Parking bans to help local residents in South, West Loop
August 4, 2017

In an effort to preserve parking for local residents and businesses, community groups in the South Loop and West Loop have worked with their aldermanic representatives to establish partial parking bans designed to prevent drivers from outside the area from using day-long free parking.

Those “day trippers,” local officials said, take advantage of the street parking and then travel by public transportation to the Loop and other areas with pricier parking.

The restriction effort will preserve more parking for those living and working in each specific area.

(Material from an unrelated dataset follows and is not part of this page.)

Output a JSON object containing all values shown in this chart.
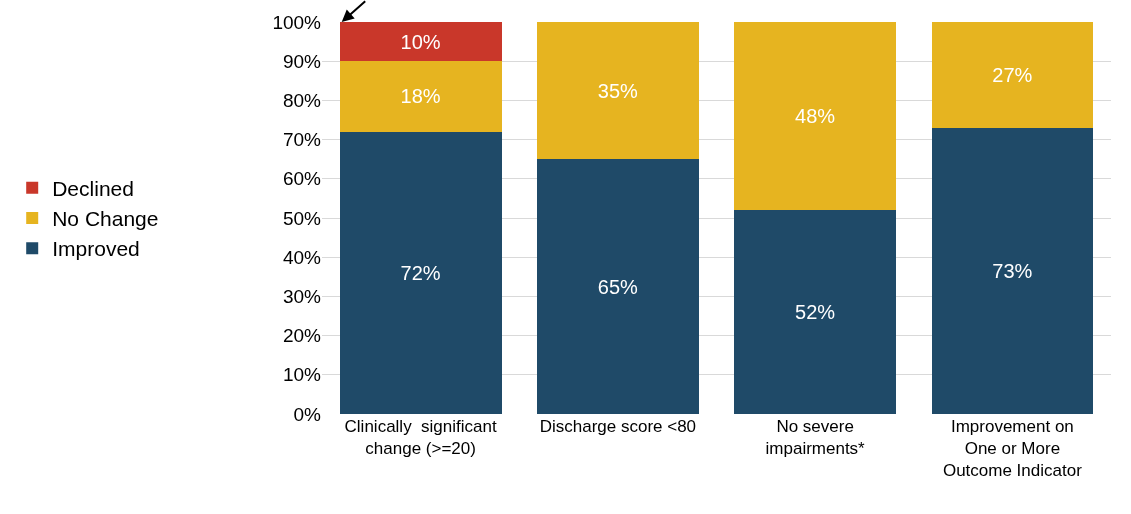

The South Loop ban prohibits vehicles without parking permits from 9 to 11 a.m. Monday through Friday next to and just south of Dearborn Park on Plymouth Court from 9th Street to Roosevelt Road and on South Park Terrace from 8th Street to Roosevelt Park at 62 W. Roosevelt Rd. Officials reinstated the restrictions after lifting a previous ban last year because it had not been completed as an ordinance.

Prentice Butler, director of constituent services for 4th Ward Alderman Sophia King, said the alderman wants to cooperate with community groups “to see if this will work.”

“This is a residential enclave, and therefore there is a concern about traffic,” Butler said.

That concern has spread to other parts of the South Loop. Rudy Barcenas, assistant director of the Near South Planning Board, said his office receives complaints from local businesses along State Street and Michigan Avenue that need space for their employees as well as customers. He said he is not certain what officials may propose to help local businesses.

In the West Loop, local leaders had scheduled a proposal to come before the City Council to restrict outside parking from 7 a.m. to 9 a.m. in an area bounded by Ashland Avenue, Green Street, Washington Boulevard, and Van Buren Street.

Alderman Walter Burnett Jr. of the 27th Ward said he had sufficient City Council support and that, once the ordinance won approval, workers would install signage by the end of the summer.

“This was really motivated by businesses and residents, and we wanted to be sensitive to that,” Burnett said. “This is becoming a hot neighborhood, so it’s the price of success. We want suburban business, but we also want to balance that with the need of our residents and others who need parking on a regular basis.”

Burnett said parking structures may be a future solution.

At least one organization leader prefers to not build structures until it is absolutely necessary. West Central Association president Armando Chacon said parking has been an issue in the West Loop for at least the last 12 years.

“Over that time, the neighborhood has evolved and the situation has become worse,” he said. “Two or three years ago there was a task force and there was a pilot program” that banned early afternoon parking. “Permit parking was instituted on some streets. So there have been a few things done. This proposed ban is the next measure.”

Chacon said a recent parking study showed that 84% of current parking remains unrestricted.

“For a long time, that wasn’t a problem,” he said. “We are kind of a mixed neighborhood with parking needs for residents, businesses, and office users. We are trying to tip the scales a little more in favor of those who live and work here.” He opposes parking structures at this time because “We don’t want to change the character of the neighborhood,” he said.

He does not see any parking measures as a complete fix.

“No policy will fully solve the problem,” Chacon said. “I think the initial reaction to this proposal is mostly positive.”

Chacon said parking issues in the city’s neighborhoods also draw attention to alternate transportation as well as costs.

“I ride my bike whenever I can,” he said. “We should walk and take public transportation more. If you drive to the Gold Coast or other expensive areas, you find meters and structures. The cost elicits turnover in parking.”